In this paper is calculated the square modulus of the radial fourier transform of the function $\rho(r)$
$$\left|F(q)\right|^2=\left| \int_{\mathbb{R}^3} e^{i\mathbf{q}\cdot\mathbf{r}}\rho(\mathbf{r}) d^3r\right|^2=\left| \frac{4\pi}{q}\int_0^{+\infty}\sin(qr)r\rho(r) dr\right|^2$$
where $\rho(r)$ is defined as the sum of three gaussians
$$ \rho(r) = \sum_{k=1}^{3} \rho_k \exp[-(r-\delta_k)^2/(2\sigma_k^2)]$$
They claim that
$$ F(q)=\frac{2}{q}\sum_{k=1}^{3}\rho_k\sigma_k\exp(-q^2\sigma_k^2/2)[\delta_k\sin(q\delta_k)+\sigma_k^2q\cos(q\delta_k)] $$
but if I do the math I obtain
$$ F(q)=\frac{4\pi}{q}\int_0^{+\infty}\sin(qr)r\rho(r) dr =\\= \frac{2\pi}{iq}\sum_{k=1}^3\left[\int_0^{+\infty}r \exp(iqr)\exp[-(r-\delta_k)^2/(2\sigma_k^2)] dr - c.c. \right]$$ where $c.c.$ is the complex conjugate of the same integral.

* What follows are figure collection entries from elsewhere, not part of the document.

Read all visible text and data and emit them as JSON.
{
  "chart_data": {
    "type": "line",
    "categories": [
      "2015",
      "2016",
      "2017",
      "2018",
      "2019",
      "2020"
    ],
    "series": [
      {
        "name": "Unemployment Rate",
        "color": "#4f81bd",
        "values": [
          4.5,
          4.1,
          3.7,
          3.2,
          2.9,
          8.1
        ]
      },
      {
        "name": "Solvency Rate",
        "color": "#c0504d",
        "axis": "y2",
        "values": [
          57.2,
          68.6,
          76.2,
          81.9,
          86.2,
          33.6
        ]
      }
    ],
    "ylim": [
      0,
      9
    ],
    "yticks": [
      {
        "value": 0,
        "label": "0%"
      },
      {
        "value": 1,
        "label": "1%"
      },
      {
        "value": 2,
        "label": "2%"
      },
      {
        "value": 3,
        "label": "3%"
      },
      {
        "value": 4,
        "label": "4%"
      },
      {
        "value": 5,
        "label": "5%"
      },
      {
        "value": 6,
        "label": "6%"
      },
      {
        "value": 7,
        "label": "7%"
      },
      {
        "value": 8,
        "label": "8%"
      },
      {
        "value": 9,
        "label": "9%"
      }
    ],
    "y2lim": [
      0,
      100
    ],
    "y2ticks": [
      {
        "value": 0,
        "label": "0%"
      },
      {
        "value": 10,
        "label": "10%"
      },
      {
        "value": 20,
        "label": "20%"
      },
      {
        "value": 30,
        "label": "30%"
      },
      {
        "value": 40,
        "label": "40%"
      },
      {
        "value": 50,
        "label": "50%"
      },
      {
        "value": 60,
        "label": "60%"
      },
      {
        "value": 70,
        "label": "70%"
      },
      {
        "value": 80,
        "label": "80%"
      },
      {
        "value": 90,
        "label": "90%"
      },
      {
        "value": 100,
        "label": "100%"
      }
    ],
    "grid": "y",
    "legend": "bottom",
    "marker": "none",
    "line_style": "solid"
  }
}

$$ \int_0^{+\infty}r \exp(iqr)\exp[-(r-\delta_k)^2/(2\sigma_k^2)] dr=\\=\int_0^{+\infty}r \exp(-(r+\beta)^2/)\exp(-q^2\sigma^2/2)\exp(iq\delta_k) dr $$ where $\beta=-\delta_k-iq\sigma_k^2$. Then $$ \int_0^{+\infty}r \exp(-(r+\beta)^2/2\sigma_k^2)dr=-\beta\int_{-\beta}^{-\beta+\infty} \exp(-y^2/2\sigma_k^2)dy+\int_{-\beta}^{-\beta+\infty} y\exp(-y^2/2\sigma_k^2)dy=(\delta_k+iq\sigma_k^2)\sigma_k\sqrt\frac{\pi}{2} +\sigma_k^2\exp(q^2\sigma_k^2/2)$$
Putting all the terms together, I obtain:
$$ F(q)=\frac{4\pi}{q}\sum_{k=1}^{3}\rho_k\left\{\sqrt{\frac{\pi}{2}}\sigma_k\exp(-q^2\sigma_k^2/2)[\delta_k\sin(q\delta_k)+\sigma_k^2q\cos(q\delta_k)]+\sigma_k^2\sin(q\delta_k)\right\}$$
So, I have an additional term: $\sigma_k^2\sin(q\delta_k)$. Is the paper wrong or am I missing something?